Come certamente sapete, dopo alcuni anni di pausa (per farci dimenticare l’orrore infinito del loro sistema di potere, forse il peggiore nella storia repubblicana) stanno tornando massicci i socialisti. E in perfetto stile con se stessi, non avendo alcuna chance di vincere (la gente avrà pure la memoria corta, ma non così corta), si sono spalmati su ambedue gli schieramenti, un Craxi per parte, che almeno qualcuno qualcosina ramazza. Sono ben quattro le formazioni “socialiste” presenti alle prossime elezioni, due nel centro-sinistra e due nel centro-destra.
Spicca per il ritorno alle origini la Rosa nel pugno, inedita combination di radicali e socialisti, accomunati da alcune parole d’ordine antiche, attraenti e libertarie. Purtroppo hanno avuto l’idea di candidare Ugo Intini, l’ex portavoce di Craxi, la voce del padrone, insomma lo Schifani degli anni ’80 – impresentabile. Peccato, si presentavano tutto sommato benino. Ma non si può votare per Intini, nemmeno nel 2006.

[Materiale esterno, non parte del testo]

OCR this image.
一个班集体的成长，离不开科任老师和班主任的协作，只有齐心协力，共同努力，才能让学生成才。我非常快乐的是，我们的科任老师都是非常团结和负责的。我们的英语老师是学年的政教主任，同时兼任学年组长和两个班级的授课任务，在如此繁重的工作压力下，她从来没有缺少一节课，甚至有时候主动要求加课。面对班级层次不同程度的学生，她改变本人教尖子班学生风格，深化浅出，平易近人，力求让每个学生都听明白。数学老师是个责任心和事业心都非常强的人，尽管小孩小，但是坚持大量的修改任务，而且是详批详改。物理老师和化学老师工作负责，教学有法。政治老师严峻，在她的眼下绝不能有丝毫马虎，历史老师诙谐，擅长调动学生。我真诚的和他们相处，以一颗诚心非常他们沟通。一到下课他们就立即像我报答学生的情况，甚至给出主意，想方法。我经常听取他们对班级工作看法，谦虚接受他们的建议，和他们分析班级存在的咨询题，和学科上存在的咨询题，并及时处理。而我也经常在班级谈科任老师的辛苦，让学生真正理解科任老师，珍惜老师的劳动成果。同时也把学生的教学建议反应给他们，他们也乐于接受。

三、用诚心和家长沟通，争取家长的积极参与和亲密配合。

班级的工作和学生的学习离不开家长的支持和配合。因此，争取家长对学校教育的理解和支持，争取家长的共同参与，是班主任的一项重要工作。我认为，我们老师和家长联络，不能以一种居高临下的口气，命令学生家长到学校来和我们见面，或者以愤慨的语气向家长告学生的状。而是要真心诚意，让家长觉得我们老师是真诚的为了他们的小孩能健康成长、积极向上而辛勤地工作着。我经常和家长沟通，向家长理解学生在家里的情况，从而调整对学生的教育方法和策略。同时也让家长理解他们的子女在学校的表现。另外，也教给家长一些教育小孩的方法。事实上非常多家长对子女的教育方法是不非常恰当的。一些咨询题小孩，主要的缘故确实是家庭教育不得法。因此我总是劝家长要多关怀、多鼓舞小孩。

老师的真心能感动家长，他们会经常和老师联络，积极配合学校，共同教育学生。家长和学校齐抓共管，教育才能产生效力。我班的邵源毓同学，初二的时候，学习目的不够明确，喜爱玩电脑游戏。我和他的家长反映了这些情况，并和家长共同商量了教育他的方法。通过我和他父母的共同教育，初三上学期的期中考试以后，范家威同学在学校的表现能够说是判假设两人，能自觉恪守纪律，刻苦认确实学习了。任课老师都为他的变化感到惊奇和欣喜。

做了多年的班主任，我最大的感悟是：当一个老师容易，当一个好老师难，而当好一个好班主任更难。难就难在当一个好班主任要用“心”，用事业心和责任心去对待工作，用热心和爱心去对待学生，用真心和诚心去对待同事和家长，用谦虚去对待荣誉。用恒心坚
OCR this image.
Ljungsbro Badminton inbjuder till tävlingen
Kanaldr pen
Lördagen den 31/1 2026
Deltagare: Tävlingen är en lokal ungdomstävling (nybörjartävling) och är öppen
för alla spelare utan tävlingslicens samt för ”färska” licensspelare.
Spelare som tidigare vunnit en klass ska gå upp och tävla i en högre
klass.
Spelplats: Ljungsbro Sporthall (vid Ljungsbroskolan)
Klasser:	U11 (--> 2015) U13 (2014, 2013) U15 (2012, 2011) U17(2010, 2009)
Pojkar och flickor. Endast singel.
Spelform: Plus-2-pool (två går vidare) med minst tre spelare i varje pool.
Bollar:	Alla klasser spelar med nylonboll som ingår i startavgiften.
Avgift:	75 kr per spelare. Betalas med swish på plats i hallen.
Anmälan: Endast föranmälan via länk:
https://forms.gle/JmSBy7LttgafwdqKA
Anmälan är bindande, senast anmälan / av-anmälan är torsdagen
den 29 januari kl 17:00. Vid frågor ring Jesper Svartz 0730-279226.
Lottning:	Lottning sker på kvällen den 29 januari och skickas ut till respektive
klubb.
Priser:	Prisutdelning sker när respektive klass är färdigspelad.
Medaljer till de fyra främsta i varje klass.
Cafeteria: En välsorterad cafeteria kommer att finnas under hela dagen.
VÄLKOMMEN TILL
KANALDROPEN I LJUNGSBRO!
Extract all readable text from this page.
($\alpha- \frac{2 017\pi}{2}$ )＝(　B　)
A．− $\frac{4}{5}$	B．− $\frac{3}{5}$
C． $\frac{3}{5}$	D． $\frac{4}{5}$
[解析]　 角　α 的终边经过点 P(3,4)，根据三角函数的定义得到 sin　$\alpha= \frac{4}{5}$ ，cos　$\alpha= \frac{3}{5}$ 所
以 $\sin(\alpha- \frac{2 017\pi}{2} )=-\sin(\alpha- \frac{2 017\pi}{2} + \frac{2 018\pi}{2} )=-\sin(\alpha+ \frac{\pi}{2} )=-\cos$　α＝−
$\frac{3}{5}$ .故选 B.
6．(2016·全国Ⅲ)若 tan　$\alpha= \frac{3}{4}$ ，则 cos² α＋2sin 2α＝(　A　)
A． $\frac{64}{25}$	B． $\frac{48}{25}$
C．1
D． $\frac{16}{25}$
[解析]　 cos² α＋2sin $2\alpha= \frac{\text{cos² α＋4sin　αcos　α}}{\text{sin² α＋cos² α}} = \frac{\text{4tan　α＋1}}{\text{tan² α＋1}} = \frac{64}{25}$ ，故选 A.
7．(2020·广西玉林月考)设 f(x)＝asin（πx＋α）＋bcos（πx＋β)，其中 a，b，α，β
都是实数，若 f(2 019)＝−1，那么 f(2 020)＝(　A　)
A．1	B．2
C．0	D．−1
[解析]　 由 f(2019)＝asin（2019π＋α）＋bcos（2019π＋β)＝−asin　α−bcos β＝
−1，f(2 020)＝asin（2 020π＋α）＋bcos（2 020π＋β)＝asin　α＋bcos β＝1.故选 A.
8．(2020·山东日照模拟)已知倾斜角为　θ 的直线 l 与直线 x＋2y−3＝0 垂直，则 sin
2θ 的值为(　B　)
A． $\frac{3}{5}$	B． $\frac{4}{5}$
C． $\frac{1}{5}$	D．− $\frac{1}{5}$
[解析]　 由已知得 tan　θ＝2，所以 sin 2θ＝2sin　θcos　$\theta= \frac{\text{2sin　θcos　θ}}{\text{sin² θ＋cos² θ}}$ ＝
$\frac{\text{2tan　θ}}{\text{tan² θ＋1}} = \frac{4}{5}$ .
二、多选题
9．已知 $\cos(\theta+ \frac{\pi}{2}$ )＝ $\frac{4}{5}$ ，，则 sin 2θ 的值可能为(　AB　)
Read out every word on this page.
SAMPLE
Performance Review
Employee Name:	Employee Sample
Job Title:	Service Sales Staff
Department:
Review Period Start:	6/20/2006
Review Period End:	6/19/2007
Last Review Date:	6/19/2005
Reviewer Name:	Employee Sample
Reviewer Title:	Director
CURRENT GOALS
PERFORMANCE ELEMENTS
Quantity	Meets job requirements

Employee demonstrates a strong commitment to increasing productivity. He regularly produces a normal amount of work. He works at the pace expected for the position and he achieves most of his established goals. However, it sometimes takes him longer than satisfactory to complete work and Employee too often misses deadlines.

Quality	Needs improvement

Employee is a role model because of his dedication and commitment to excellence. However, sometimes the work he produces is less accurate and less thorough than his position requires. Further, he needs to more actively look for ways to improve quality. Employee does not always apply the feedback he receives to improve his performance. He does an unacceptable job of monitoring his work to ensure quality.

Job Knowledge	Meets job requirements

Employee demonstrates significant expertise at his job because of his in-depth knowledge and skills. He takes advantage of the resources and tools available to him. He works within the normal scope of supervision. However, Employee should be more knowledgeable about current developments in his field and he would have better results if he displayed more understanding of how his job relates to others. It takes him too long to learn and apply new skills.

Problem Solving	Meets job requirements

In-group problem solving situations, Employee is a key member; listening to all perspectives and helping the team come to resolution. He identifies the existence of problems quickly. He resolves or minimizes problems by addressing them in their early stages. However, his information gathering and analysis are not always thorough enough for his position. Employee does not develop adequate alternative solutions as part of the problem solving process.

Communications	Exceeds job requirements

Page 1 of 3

La fantasia non è mai stata una dote di famiglia. E infatti Bobo Craxi ha chiamato il suo flavor del socialismo I Socialisti. Siccome nemmeno la simpatia immediata, l’eloquio fluente e la bellezza interiore e esteriore sono doti che ha ereditato (ne’ lui ne’ sua sorella), potrebbe non farcela. Se non fosse che, essendo candidato tra i DS – e essendo invece la furbizia politica una dote familiare – è probabile che riascolteremo le meravigliose pause, arroganti e narcisiste, tipiche dell’eloquio dei maschi di famiglia.
A destra c’è l’altra metà dei Craxi, Stefania e la sua Giovane Italia. Dopo essere stato uno dei personaggi controversi del sistema politico e economico del PSI anni ’80, Stefania ha preso molto a cuore la causa del padre; comprensibile. Com’è comprensibile la disponibilità di Berlusconi, che anche grazie al padre ha costruito il suo impero. Probabile elezione e, in caso di vittoria della CdL, orrore senza fine: targhe, busti, statue e piazze dedicate a San Bettino, padre e benefattore.
Ma i miei preferiti sono i demo-socio-cristiani di De Michelis, un impossibile mostro a due teste, DC e PSI, risorto dagli orrori del passato: democristiani di lungo corso, ex rampanti, portaborse di portaborse, insomma gli eredi (fieri e indomiti) della cultura politica che ha generato la morte civile degli anni ’70/80, che tornano a rivendicare il proprio passato – e il nostro futuro. Questi da soli sono già un motivo più che sufficiente per sperare che il centro-destra perda le elezioni. Pagherò l’ICI, ma non dovrò vedere De Michelis, Stefania Craxi o Cirino Pomicino (ri)governare il mio paese.
I siti non li linko: sono orrendi, inguardabili, non funzionano con Firefox (al sito della DC non vanno i link, mica poco) e gli sono evidentemente costati una fortuna.